Tranfer of Shares by cash or by gift
- Posted by admin
- 02 October 2012
- Company Secretarial
Transfer of Shares by way of consideration paid
The Companies Act, Cap 50 (the ‘Act’) defines a share as ‘a share in the share capital of a corporation and includes stock except where a distinction between stocks and shares is expressed or implied’. The interests of shareholders in a Company are measured by the monies and of interests entered into (for the purposes of liability and profits) by all the shareholders between themselves in accordance with the Company’s Memorandum & Article of Association.
In a private limited Company, certain conditions are to be complied with during a share transfer:-
1. the transfer has to be approved by the Directors of the Company; and
2. the existing shareholder has to agree on transferring his shares
In most cases, a share purchase/sale agreement is executed between the seller (transferee) and the buyer (transferor), as the shares are not by law offered to the public. Such agreement will be binding among the parties.
Meanwhile, if the transfer of shares is done inSingapore, Stamp Duty is payable on the price or asset value of the shares – rated at 0.2% of the consideration or asset value, whichever is higher. The transferee is responsible for paying Stamp Duty.
Before 31 August 2004, if the company had immovable properties in its balance sheet, the market value of the immovable property needed to be determined to arrive at the net asset value of the shares. However after 31 August 2004 in an effort to reduce the taxpayers compliance cost it was no longer mandatory to determine the market values of the immovable properties to arrive at the net asset values.
Transferees may if they choose, use balance sheet values of properties to arrive at the net asset value. IRAS however will continue to carry out back-end audit checks to ensure that the amount of duty paid is indicative of the true value of the shares transferred. This is especially so in transactions that are deemed to be non arms length or transactions that may manipulate transfer pricing issues.

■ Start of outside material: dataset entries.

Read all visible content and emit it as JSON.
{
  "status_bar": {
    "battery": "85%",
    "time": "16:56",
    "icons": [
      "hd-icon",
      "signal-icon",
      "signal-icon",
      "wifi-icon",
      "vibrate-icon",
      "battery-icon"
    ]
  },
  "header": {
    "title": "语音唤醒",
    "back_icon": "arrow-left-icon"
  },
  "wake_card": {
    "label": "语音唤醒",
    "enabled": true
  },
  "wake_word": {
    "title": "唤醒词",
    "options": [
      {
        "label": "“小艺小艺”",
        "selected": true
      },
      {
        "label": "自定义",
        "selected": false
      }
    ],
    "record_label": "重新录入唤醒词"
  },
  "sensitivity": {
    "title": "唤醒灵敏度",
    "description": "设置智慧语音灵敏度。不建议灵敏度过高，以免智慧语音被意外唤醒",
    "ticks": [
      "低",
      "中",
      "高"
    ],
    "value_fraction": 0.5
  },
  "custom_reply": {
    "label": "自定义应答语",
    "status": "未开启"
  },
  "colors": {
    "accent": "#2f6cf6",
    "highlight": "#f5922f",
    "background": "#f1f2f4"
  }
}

Transfers of shares by way of gift
(Gift cases refer to any conveyance or transfer in which no consideration, nominal or inadequate consideration is paid. See section 16(1)&(3) and Article 7 of the First Schedule to the Stamp Duties Act)
For any transfers operating as gifts, stamp duty will be based on the market value of the transfer. Therefore for the transfer as gift of immovable properties and or shares, the stamp duty will be based on the equivalent market value.
The market value of the immovable property and or shares is to be determined as at the date of execution/signing of the document. The market value is the price that might reasonably be expected to be fetched in the open market on an arm’s length basis.
In computing the Net Asset Value (NAV), the latest statement of accounts of the company should be taken and the accounts in question should not be more than 24 months from the date of the transfer document.
For transfer of shares of a newly incorporated company, the allotment price as at the date of incorporation can be adopted provided the company in question is not more than 18 months old and that the company does not legally or beneficially own any immovable properties.
If the newly incorporated company owns immovable properties, even if it is less than 18 months from the date of incorporation, accounts have to be prepared to determine the Net Asset Value of the shares transferred.
The brief explanation above is to highlight the processes involved in transferring of shares in a Singapore Company. Rest assured that with our vast amount of experience, we at Sandhurst are well aware of the rights, duties and obligations required for a share transfer process in Singapore.